Logan quickly realized she needed help.
"Sometimes that's difficult to do, because of your pride or whatever," she said. "But you have to allow people to help you."
Logan was at work when the explosion happened.We are a professional oscar dresses 2012 factory in china. She rushed to her neighborhood, only to be moved to the Fishers Fire Department. A firefighter eventually pointed to a map of destroyed homes, each marked with an "X." Hers was one. Later, amid the debris, Logan found only one thing of hers left standing: A 2-foot tall statue of the Virgin Mary.
"All I saw was basically ashes," she said. "And I just remember dropping to my knees and crying at that point."
"It's etched in my head"
Apley, now 50, knows exactly what it's like to lose everything in an instant. Even 15 years later, he can still recall that day in vivid detail, how he ran out of the house to see his 40th anniversary Chevrolet Corvette melting before his eyes and sprinted away from the burning wreckage of his home.
"It will never change," Apley said.High quality trumpet wedding dresses and simple plus size wedding dresses with short sleeves is on sale at cheap prices from Chinese wedding dresses wholesaler. "It's etched in my head.Search our wedding photo gallery for thousands of the best mother of the bride dresses pictures. It will never change."
Apley said he lost almost everything that day, including his prized arrowhead collection, the result of a hobby he had just taken up earlier that year, and his furniture, including several pieces he had built himself.

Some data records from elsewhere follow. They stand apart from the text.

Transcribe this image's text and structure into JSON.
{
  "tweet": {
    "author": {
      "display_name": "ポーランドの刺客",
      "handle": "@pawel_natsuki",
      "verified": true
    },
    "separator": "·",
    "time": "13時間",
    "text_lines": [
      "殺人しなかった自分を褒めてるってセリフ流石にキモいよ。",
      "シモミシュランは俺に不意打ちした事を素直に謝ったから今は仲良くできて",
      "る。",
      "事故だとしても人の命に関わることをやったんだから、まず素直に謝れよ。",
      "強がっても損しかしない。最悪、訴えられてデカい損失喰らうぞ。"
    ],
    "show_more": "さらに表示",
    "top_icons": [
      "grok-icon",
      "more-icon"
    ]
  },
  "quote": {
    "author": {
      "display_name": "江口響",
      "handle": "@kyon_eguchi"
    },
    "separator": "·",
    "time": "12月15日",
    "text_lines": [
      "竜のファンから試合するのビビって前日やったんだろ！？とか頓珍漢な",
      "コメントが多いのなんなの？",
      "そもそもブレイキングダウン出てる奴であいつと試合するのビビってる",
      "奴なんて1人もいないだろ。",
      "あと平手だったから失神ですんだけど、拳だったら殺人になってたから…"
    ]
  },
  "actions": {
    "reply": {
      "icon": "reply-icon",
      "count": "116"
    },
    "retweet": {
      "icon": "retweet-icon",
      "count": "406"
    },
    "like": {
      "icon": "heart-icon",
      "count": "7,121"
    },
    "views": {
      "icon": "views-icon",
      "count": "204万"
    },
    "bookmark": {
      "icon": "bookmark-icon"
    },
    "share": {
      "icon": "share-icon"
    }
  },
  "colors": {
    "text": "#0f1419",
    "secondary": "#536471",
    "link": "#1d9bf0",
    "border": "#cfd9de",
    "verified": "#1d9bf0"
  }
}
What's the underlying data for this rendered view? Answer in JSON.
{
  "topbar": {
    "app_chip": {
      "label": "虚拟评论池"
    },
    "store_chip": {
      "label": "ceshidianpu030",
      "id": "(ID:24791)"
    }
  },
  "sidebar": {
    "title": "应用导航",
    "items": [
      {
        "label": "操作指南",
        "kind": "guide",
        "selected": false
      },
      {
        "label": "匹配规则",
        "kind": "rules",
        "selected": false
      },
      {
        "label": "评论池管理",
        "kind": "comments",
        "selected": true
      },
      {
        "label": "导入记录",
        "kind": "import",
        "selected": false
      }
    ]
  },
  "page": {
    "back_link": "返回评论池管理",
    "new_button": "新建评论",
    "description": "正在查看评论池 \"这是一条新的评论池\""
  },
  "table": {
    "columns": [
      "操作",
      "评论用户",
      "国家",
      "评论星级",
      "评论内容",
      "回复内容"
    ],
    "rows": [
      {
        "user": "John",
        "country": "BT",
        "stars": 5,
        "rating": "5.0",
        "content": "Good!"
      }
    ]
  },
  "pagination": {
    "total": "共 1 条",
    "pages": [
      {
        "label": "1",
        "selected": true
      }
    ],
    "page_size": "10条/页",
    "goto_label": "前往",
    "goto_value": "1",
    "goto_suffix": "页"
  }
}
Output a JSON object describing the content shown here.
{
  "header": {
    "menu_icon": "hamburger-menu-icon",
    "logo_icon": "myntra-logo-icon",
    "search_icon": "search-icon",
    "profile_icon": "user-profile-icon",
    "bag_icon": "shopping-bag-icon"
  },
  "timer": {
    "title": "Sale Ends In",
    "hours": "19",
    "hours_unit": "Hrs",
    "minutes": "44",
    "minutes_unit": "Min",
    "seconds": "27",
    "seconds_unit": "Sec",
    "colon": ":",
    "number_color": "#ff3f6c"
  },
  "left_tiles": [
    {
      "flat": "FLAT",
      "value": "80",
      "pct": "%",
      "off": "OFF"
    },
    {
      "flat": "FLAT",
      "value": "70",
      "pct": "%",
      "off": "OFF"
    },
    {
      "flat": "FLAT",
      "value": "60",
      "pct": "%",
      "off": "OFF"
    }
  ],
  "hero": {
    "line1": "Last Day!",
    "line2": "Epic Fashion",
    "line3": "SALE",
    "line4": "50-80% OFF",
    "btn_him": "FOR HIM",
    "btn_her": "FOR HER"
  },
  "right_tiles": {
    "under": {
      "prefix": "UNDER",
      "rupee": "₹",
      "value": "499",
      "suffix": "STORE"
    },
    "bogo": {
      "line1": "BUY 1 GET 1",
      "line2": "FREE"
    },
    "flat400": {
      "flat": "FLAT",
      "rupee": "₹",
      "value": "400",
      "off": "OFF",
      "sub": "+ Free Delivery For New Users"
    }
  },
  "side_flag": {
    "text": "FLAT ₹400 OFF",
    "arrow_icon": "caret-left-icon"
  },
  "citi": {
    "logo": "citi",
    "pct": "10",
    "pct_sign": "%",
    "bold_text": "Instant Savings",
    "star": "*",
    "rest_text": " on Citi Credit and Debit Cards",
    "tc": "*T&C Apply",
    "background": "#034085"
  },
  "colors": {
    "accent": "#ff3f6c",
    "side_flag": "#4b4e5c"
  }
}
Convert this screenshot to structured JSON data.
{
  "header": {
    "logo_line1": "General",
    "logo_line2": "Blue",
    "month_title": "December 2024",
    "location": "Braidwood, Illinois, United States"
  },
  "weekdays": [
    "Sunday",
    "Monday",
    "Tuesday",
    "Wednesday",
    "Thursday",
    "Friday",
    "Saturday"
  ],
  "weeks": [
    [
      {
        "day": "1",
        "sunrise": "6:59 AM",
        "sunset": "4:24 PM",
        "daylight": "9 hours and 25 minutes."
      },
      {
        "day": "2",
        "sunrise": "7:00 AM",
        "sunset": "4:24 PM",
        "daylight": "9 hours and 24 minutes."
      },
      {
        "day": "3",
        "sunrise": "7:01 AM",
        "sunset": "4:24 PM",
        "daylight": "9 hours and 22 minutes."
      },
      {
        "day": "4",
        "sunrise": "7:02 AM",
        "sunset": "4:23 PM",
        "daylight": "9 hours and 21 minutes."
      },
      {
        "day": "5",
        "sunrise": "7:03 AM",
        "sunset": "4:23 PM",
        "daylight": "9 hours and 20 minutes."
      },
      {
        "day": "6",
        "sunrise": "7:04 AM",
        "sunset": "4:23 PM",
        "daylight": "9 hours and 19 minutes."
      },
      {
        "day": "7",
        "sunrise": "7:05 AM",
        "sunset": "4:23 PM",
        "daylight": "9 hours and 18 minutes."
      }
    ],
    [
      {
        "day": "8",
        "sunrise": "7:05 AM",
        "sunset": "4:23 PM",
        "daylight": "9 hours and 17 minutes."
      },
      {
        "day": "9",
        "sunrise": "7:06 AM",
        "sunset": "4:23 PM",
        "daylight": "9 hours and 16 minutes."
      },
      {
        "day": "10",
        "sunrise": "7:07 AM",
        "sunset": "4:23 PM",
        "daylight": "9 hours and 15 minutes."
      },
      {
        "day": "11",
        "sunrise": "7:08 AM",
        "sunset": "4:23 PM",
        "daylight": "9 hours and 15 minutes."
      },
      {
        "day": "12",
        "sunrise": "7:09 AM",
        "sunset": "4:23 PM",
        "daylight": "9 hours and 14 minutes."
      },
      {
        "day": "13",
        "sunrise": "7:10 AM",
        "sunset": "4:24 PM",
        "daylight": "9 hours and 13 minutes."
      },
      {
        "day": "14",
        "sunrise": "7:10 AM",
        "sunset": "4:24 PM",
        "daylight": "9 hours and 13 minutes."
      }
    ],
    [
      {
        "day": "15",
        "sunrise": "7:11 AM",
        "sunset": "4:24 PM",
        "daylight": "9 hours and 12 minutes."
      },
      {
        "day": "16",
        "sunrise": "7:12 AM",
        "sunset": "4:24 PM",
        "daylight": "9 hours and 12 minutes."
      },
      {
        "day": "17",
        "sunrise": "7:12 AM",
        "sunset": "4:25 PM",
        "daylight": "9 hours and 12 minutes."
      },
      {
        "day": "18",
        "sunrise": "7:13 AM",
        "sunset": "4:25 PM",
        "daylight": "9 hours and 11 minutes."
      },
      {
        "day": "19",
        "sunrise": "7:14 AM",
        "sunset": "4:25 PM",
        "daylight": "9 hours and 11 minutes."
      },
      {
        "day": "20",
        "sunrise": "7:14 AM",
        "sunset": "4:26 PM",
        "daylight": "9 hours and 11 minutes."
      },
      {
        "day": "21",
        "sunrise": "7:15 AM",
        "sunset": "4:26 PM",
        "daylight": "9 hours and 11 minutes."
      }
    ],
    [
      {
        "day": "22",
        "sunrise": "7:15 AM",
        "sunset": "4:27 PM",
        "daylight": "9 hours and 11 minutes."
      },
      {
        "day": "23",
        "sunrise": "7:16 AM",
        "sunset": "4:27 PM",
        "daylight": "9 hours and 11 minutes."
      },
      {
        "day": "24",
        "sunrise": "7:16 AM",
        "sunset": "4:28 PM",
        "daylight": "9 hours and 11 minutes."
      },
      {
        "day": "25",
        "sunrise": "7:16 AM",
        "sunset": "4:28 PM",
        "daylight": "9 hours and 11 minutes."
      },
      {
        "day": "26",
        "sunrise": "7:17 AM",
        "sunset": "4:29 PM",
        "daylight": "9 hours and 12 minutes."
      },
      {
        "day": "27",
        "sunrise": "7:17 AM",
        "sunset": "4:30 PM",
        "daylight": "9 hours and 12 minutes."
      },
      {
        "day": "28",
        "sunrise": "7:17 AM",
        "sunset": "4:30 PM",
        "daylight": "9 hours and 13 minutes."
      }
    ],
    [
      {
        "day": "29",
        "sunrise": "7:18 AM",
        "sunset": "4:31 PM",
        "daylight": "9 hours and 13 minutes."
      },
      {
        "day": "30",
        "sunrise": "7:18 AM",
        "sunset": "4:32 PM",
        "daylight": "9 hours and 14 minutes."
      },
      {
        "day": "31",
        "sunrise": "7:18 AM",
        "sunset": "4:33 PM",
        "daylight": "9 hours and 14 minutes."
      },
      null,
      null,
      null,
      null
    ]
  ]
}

And Apley lost his dog and his cat, which he didn't have time to save.
"I freaked out. I didn't go back and try to help people," he said. "It just didn't seem like it was real."
Apley then began what he called the long road to recovery. There was the time spent in the hospital, getting treatment for burns all over his body. There were the therapy sessions,Top wedding dresses made in china wholesale ! where Apley said he inadvertently helped other people with their problems just by relaying his own.